Morocco holds so much mystery, so much allure, even the name itself rolls off the tongue and instantly evokes exotic ideas of adventure and beauty. Something deciding to teach English in Morocco is edgier and more exotic than other locations. The land of spice and music lies outside the Western coordinates of comfortability and familiarity on the unknown edge of the map that is fraying. That is Morocco, and it seems few people know much this unique country on the northwestern coast of Africa.
Where to Teach Abroad in Morocco
Morocco is unlike any place anywhere else in the world. What other country borders a sea, contains part of a desert, features not one, but two, of the oldest yet most happening cities on the planet (Fez and Marrakech), and is less than an hour’s plane ride away from Europe? If the question is, “Why live and teach English in Morocco?” then the answer is, “Why not!” Here are the best places to teach abroad in Morocco.
Casablanca. This largest city in Morocco and major commercial hub is located in central-western Morocco on the coast of the Atlantic Ocean. The Mauresque buildings that blend French colonial and Moorish architecture will make you swoon with delight. While you’re here, be sure to marvel at the Hassan II Mosque, explore the Quartier Habous, and promenade through the redeveloped Parc de la Ligue Arabe.
Marrakech. At the foothills of the snow-capped Atlas Mountains in central-western Morocco lies this enchanting city that would make Jasmine from Aladdin green with envy. With a labyrinths of souks (marketplaces) that offer everything from carpets to pottery, you can haggle your heart out to the best deal for goods here. From the lavish palaces and riads to the heavenly tajine dishes and briouats (puff pastry), prepare yourself to be under a spell of delight.
Rabat. The capital of Morocco is located at the mouth of the river Bou Regreg on the coast of the Atlantic Ocean in the northwest area of the country. Don’t miss out on moseying down Bouregreg Marina, where you can see the Hassan Tower and the Chellah necropolis. Opposite of the Hassan Tower is the Mausoleum of Mohammed V, which is an Alaouite dynasty masterpiece, and it contains the tombs of this Moroccan king and his two sons.
Popular Teaching Jobs in Morocco
Morocco’s previously limited market for English teachers has expanded dramatically in recent years. The country has made major attempts to modernize in order to appeal both as a tourism hotspot and as a nation looking toward new and former alliances in the Western World. If you’re looking to gain experience working and living in a North African country pulsating to the beat of its own drum, teaching in Morocco is the perfect choice. Here are a few popular types of teaching jobs in Morocco.

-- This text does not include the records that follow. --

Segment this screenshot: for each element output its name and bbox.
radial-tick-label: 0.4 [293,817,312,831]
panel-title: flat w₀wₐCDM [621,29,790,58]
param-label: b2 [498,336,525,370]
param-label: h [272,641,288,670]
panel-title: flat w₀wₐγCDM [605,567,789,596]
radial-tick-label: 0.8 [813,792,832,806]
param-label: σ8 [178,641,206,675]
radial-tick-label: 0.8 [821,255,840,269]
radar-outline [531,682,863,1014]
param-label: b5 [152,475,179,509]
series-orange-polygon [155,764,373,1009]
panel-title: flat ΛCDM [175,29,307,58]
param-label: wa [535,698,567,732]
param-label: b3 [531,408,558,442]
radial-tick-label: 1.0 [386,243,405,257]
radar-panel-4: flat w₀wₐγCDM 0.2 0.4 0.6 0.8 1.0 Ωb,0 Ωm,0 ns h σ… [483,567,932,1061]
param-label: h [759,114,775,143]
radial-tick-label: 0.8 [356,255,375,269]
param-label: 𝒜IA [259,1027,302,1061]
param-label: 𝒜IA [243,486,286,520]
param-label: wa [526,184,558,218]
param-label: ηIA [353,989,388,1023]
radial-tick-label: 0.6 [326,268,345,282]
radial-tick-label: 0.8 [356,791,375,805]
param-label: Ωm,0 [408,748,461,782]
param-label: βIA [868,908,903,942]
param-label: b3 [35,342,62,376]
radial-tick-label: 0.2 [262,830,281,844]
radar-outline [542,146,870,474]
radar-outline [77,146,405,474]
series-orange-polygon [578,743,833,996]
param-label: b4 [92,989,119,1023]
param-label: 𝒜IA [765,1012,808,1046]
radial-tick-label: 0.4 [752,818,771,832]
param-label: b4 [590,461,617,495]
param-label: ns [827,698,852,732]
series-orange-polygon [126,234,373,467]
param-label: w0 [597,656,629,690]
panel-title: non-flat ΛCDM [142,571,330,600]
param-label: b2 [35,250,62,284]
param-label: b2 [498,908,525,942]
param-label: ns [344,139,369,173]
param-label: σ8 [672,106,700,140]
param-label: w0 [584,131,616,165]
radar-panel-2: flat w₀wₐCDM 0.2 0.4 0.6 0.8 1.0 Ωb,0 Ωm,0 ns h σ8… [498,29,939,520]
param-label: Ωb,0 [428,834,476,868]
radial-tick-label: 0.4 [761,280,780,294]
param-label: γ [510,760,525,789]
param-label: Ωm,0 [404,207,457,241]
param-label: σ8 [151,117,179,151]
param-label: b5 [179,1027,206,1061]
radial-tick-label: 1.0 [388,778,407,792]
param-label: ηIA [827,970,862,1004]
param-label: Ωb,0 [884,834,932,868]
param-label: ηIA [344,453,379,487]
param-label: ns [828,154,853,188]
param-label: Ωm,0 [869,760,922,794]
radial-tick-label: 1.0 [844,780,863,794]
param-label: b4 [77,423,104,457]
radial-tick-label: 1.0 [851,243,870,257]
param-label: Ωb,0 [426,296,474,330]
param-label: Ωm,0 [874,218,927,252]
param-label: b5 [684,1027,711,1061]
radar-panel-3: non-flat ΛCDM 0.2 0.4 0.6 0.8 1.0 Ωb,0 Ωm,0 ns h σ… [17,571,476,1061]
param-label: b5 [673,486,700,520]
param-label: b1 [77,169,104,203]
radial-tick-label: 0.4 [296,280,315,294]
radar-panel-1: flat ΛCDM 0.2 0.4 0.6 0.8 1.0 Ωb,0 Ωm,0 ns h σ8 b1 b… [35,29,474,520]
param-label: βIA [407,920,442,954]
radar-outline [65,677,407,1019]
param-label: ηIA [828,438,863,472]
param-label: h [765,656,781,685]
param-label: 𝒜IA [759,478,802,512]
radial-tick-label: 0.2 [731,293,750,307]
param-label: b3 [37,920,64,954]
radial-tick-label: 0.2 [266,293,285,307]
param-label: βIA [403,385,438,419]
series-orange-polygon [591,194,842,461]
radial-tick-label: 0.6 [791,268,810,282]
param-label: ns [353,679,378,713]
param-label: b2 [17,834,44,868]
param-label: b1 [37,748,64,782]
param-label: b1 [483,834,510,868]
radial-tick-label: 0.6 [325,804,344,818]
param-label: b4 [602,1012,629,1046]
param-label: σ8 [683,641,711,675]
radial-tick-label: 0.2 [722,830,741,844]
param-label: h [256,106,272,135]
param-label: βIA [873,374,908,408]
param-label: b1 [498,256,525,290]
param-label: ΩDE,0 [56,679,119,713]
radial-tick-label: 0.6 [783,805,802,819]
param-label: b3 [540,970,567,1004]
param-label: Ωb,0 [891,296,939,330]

Volunteer Placements. With many underserved adolescents and young adults in need of teachers, volunteers are the lifeblood for many areas. You’ll be working with organizations in impoverished areas that are in need of people like you. Some programs even offer additional TEFL certification opportunities to help you gain the credentials needed for ESL teaching.
TEFL Courses. Go from trainee to teacher with a TEFL program placement. With opportunities to explore the surrounding areas and future job placement assistance, you’ll be well on your way to being an expat who loves teaching English in Morocco in no time. Many of these programs also offer classes to help you learn Arabic along the way as well.
Paid Teaching Positions. If you’re interested in earning a higher salary as a teacher (and you’re more experienced), you could also look for teaching positions in the private sector. You could apply for positions with private schools or with tutoring students privately. However, the private sector has its own form of administrative rules, so it helps to be familiar with the industry and cautious with contracts and employers.
Teaching Salaries in Morocco
Salaries are generally quite a bit better here when compared to European locations or western countries, or at least they’ll go further, as Morocco is very affordable both in day-to-day living expenses and weekend travel; typically, between $600 to $900 covers most costs per month. You’ll usually be working 20-25 hours per week, and depending on your teaching qualifications, the salary is typically between $800 to $1000 per month. Overall, you’ll live fairly comfortably and might even be able to save a little here and there.
Accommodations in Morocco
Once you’ve found a placement, the challenge of finding lodging arises. Luckily, most schools assist in this process, and while the majority of lodging is surprisingly affordable, ensuring its safety and close proximity to your school is paramount.
Visas for Morocco
If you’re planning to teach English in Morocco for less than 90 days, such as just a summer, you’ll be able work with tourist visa, but you’ll need a working visa if you plan to stay longer. In most cases, you’ll need need proof of a bachelor’s degree and teaching certificate to acquire the work permit. can help you look further into the requirements based on your citizenship, and most programs will usually help you with the process.
GoAbroad Insider Tips
Looking for a school to take you on is certainly bound to be more of a search on your part than it would be in many Asian countries. With a bit of luck, you’ll be well on your way to Africa.
When it comes to getting around, it can be an altogether different issue, as English is rarely spoken in cities outside of tourist-meccas. Foreigners are treated reasonably well, and there is little reason to fear any kind of anti-western sentiment.
From riding a camel in the Sahara to sailing around Essaouira, you’ll never forget your time spent in Morocco.